Description
Haderslev Municipality's vision is to create a creative and new thinking learning environment for the children that is not based on classical school construction, but instead thinks completely new and is adapted to the learning competencies of the future. Erlev School, which will accommodate 550 children from 0th to 6th grade and 65 employees, contains SFO, multi-purpose hall, music room with rehearsal room, pedagogical learning kitchen and associated café area, multi-workshop, PLC (pedagogical learning center), administration facilities and school square with food arrangement in close integration with existing outdoor areas that encourage movement and learning in the open air. The municipality's vision breaks with the traditional classroom teaching, and focuses on - among other things innovation, creativity, communication and collaboration - the so-called 21st century skills.
Haderslev Municipality wants to create a playful school that has been rethought from scratch. The school is built with a children and a junior universe, each of which contains year group clusters of approx. 70 children per. cluster. The floor plan contains great differentiation in spaces with the possibility of activity-based learning in large open spaces for gathering and instruction, for team and group spaces and small private niches for immersion. There will be no home classes at the new school, but the students will each belong to their year group in the children's or junior universe, respectively. Inspiration has been taken from i.a. New Zealand's academically highly coded and openly inclusive learning environments.

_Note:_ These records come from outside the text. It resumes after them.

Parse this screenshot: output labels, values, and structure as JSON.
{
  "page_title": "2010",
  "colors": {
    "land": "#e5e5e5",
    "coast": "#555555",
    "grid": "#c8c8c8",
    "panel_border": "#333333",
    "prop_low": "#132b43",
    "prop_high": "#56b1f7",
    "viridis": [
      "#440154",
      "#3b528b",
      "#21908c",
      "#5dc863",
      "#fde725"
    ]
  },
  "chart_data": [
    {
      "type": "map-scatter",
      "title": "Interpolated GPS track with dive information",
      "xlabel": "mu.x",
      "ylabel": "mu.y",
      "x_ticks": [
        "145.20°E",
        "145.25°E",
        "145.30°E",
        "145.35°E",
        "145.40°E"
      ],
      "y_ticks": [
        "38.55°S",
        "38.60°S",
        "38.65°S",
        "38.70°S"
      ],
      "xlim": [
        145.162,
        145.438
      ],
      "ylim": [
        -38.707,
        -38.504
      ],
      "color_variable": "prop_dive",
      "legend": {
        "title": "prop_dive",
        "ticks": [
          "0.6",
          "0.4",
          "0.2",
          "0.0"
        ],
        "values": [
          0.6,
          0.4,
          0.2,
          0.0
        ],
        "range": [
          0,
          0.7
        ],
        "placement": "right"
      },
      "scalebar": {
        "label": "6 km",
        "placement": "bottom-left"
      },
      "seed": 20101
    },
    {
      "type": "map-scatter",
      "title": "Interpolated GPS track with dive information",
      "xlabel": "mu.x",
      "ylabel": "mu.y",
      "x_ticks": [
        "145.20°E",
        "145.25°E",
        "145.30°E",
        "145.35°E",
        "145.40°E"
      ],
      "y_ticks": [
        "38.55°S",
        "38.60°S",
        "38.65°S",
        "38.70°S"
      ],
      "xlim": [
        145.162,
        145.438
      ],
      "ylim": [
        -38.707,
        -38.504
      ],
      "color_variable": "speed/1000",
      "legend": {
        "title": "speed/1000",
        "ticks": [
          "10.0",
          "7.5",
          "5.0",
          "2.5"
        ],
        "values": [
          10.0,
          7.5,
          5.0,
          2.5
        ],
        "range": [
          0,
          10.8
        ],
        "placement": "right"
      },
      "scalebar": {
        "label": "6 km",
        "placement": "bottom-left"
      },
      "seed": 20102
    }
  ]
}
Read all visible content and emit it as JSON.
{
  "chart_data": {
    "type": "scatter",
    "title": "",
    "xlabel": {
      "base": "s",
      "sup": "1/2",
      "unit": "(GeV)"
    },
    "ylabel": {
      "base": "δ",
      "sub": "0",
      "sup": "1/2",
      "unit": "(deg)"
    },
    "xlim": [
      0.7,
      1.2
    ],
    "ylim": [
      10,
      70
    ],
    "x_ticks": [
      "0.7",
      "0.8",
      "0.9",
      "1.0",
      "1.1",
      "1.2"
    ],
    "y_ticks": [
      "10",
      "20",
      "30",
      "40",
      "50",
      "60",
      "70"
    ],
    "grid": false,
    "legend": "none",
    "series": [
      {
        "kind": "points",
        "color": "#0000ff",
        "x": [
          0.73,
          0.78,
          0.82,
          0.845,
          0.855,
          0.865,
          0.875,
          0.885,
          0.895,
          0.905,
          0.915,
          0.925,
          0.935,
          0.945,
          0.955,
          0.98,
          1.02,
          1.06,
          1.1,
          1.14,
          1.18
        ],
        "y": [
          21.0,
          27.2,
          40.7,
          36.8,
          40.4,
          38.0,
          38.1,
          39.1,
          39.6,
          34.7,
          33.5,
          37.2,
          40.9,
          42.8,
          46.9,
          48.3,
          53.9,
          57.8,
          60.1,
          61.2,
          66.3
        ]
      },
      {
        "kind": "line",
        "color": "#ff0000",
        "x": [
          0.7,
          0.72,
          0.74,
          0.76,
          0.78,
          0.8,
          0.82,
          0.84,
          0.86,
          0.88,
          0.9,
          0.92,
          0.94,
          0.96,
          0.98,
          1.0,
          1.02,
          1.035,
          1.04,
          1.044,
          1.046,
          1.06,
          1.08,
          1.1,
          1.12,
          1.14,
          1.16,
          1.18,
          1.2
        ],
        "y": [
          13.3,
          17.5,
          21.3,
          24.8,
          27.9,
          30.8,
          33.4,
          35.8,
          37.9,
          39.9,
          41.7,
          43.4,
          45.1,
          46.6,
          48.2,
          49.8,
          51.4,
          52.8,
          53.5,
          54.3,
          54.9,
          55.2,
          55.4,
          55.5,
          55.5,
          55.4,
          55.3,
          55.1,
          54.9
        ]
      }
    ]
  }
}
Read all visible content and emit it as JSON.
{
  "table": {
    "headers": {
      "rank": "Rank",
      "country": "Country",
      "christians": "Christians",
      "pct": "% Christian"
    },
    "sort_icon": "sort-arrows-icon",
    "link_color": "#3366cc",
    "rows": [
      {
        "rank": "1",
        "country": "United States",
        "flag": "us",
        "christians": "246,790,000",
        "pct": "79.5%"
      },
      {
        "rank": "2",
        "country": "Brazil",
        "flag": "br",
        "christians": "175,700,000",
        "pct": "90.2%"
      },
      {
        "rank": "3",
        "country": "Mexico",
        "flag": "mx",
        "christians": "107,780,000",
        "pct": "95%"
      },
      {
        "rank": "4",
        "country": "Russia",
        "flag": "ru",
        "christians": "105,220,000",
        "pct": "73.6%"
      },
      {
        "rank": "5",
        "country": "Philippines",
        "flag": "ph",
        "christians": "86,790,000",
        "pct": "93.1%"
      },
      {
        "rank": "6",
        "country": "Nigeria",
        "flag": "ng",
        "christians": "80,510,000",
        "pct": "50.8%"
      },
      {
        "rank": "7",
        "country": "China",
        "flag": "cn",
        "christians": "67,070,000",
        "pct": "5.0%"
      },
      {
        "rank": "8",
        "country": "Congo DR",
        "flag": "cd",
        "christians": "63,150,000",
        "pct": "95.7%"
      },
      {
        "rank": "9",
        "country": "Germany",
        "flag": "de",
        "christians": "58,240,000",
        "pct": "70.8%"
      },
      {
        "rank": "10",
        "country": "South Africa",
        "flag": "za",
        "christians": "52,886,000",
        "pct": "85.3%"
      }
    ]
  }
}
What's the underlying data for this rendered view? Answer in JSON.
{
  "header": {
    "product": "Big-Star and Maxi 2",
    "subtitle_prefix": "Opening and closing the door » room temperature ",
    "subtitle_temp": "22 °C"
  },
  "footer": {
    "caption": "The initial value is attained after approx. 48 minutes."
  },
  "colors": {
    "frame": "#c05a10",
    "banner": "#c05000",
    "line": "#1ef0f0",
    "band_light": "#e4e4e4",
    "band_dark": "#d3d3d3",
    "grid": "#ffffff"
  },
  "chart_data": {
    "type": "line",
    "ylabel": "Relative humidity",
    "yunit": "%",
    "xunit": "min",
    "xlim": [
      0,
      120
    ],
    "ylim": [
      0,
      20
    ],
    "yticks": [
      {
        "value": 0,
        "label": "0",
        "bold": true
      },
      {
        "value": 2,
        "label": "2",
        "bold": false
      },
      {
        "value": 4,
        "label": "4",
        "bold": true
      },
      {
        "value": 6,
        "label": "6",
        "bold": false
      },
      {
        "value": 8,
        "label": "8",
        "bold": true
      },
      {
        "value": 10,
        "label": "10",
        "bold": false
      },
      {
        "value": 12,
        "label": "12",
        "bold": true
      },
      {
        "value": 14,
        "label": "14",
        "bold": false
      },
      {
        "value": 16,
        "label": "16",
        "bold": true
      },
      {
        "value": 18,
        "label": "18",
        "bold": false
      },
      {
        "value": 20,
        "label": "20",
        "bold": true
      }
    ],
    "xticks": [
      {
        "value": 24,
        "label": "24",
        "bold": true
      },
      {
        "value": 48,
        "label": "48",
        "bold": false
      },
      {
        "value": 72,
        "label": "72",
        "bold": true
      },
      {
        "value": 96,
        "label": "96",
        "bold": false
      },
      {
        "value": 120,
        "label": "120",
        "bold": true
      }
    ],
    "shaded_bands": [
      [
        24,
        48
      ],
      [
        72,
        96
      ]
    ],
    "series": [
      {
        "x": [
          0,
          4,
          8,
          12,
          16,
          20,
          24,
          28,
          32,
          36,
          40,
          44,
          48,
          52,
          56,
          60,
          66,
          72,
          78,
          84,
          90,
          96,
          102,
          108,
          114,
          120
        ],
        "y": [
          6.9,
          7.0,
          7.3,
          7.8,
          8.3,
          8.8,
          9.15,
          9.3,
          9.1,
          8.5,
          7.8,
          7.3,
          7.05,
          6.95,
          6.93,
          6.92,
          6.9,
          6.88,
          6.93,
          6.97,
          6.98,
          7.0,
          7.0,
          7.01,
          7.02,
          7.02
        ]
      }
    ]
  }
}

The school is built of wood, and Erlev School becomes one of the first wooden schools in Denmark. The floor areas form a low and spread out geometry. The construction system is a wood framework in 5.8x5.8 m grid. The construction principles have been chosen on the basis of an ambition to achieve the greatest possible flexibility in the design of the school, as well as for changes and extensions to the school over time. In short, the school is designed as a flexible game board and consists of a surface, with columns and beams that support a roof. The column-beam system can be expanded and changed so that you can quickly expand or change the school's configuration with extensions, unheated outdoor spaces, such as greenhouses, or with overhangs that can cover new functions in the school's close outdoor environment.
An LCA of this case has been conducted and is a part of the LCA e-learning course to evaluate the environment impact of this type of building.